Hope to see you birding in Manzanillo, Costa Rica!

6 replies on “Some Suggestions for Birding in Manzanillo, Costa Rica”

Interesting post. It seems I’ve managed to get to more out-of-the-way places in Costa Rica than beaten-track places. Along with the La Gamba/Golfo Dulce region twice, I visited Manzanillo/Cahuita 14 years ago accompanying a group of college biology students on a general nature trip, not focusing on birds. We hiked the 5 miles from Manzanillo nearly to the Panama border, as well as walking the beach trail in Cahuita. We didn’t get many notable birds, but the most exciting find was a beautiful Golden Eyelash Viper next to the beach trail. I was at the back of the line, and everyone passed by it without noticing it curled up there–amazing!

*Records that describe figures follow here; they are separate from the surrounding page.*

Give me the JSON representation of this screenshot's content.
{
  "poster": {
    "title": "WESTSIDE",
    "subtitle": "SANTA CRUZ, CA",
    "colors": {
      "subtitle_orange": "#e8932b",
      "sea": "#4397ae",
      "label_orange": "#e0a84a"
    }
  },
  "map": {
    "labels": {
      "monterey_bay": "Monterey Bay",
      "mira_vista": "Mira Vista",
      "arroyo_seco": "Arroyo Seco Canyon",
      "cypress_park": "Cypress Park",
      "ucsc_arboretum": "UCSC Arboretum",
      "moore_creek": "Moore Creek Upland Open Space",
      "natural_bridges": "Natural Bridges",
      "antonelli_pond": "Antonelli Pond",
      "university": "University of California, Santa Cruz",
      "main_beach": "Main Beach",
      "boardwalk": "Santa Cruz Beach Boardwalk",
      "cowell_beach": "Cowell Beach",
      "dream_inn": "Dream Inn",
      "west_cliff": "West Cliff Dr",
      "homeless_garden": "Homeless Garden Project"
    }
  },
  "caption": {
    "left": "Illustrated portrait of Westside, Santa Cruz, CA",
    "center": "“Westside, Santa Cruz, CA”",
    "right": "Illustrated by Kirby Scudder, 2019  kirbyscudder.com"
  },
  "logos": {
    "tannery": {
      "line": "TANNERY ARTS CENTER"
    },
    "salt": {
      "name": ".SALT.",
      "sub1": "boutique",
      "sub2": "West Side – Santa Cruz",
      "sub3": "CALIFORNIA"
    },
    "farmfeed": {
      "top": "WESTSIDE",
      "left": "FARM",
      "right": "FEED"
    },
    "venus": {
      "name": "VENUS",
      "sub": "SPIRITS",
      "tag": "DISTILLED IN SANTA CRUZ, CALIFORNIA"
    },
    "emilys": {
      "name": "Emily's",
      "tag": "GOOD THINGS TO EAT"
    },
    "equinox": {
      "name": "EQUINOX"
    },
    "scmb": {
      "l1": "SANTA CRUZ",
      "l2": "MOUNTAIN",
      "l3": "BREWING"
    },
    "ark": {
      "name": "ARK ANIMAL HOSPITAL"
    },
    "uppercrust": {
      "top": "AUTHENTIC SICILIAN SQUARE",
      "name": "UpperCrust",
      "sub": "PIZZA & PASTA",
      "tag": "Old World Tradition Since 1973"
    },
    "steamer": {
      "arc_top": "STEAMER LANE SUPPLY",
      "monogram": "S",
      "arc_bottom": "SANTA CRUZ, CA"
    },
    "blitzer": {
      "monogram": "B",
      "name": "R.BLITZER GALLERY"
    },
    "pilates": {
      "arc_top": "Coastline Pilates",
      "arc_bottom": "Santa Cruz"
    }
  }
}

@Mary- That is quite the hot hike but always an interesting one! Cool that you have been to some of the out of the way gems in Costa Rica.

What guide would you suggest to go to some of the above places? We will be spending our vacation in the area starting February 9. Do you guide privately.

@Marilyn- There are several guides in that area, a few I know and can recommend are Abel Bustamente, Justo Lopez, and Carlos Solano.